9 thoughts on “Bullet Train (2022)

  1. Bookstooge

    Probably all those drugs Humperdink does keeps him going. It is a known fact that movie stars n musicians regularly partake of illegal substances with no legal repercussions.

    As for the movie, if it ever goes free on prime, I’ll probably give it the old eyeball

    Reply
  2. fragglerocking

    Englebert cant sing for toffee anymore, he did our Eurovision entry a couple of years ago and it was painful. Anyhow, loved this movie, great fun done well, and I’d be happy watching Reynolds and Pitt walking.

    Reply
    1. Alex Good Post author

      Well, I can imagine EH is washed. But damn, he’s 86. If he can stand up and move about the stage on his own for two hours that’s a win.

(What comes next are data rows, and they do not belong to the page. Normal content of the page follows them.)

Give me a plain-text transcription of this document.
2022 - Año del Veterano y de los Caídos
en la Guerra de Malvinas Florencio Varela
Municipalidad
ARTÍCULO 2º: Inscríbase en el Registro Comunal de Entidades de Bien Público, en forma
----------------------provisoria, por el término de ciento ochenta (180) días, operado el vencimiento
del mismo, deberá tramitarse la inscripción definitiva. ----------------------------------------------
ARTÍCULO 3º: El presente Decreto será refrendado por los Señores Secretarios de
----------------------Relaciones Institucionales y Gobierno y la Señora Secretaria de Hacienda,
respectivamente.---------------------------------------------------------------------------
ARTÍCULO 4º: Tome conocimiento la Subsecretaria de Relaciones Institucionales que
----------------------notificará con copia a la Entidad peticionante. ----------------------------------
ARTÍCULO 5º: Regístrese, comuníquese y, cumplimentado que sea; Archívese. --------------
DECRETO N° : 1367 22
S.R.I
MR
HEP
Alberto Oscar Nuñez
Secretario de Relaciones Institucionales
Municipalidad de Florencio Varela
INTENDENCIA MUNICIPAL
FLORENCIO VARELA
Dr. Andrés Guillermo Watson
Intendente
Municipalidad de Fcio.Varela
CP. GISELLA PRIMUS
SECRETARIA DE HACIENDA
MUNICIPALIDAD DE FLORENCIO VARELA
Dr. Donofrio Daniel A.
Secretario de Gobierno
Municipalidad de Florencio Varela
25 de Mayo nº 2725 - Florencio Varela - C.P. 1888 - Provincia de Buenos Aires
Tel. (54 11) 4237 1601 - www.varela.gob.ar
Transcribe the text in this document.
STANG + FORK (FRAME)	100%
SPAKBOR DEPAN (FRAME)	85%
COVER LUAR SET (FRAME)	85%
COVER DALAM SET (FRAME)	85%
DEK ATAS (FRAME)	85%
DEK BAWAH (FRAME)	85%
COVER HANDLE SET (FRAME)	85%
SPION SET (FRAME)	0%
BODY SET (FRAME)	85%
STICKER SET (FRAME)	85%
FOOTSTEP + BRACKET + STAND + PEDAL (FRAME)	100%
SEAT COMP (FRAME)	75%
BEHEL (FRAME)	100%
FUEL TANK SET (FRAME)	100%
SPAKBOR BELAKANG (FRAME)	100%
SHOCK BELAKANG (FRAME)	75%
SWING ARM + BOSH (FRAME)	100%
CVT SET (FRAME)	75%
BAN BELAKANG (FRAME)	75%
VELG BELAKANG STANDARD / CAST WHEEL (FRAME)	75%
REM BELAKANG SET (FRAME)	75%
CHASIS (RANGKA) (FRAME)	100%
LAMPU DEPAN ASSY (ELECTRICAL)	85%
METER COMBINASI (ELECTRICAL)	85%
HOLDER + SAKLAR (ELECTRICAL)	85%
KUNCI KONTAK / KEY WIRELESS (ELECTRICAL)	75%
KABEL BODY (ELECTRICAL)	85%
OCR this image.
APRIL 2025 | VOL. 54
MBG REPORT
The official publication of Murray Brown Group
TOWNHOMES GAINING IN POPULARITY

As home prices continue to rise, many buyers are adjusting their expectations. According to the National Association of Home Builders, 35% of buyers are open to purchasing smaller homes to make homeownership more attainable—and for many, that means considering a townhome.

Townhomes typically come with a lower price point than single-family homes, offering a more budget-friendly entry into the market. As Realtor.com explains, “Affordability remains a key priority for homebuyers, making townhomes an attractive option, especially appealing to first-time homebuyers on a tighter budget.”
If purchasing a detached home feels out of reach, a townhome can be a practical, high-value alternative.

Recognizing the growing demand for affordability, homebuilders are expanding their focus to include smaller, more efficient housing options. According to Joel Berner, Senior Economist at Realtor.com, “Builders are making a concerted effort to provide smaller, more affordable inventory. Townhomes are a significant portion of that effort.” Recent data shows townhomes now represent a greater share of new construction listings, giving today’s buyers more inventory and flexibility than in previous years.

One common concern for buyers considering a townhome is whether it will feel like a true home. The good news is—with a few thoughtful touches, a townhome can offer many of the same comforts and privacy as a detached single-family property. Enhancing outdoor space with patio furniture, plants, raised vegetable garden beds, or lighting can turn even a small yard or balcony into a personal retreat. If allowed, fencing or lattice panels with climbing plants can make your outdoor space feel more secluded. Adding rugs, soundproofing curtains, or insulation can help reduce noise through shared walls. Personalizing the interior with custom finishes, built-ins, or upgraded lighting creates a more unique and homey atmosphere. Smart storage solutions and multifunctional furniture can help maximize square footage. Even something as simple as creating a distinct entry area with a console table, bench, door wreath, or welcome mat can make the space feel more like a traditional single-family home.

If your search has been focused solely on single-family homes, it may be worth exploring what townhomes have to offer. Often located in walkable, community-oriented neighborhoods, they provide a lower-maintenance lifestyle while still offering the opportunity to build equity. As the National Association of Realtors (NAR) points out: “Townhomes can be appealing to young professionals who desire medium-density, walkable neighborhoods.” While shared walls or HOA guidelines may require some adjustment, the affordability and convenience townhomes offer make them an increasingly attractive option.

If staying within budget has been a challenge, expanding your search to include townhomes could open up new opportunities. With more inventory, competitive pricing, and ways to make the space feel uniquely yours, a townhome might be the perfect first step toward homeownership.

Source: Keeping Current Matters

      Yeah, this movie was good fun. They could have messed it up but it just did what it had to do.

      Reply
      1. Alex Good Post author

        I think it was a sentimental thing for my friend. My mom took me to see him back in the ’70s. And my friend always went to see him with her mom around the same time. Her mom’s dead now but a friend of hers gave her tickets on her mom’s birthday. So that was kind of sweet. And she had a great time, was showing me a video she made on her phone, etc. It’s that kind of thing now.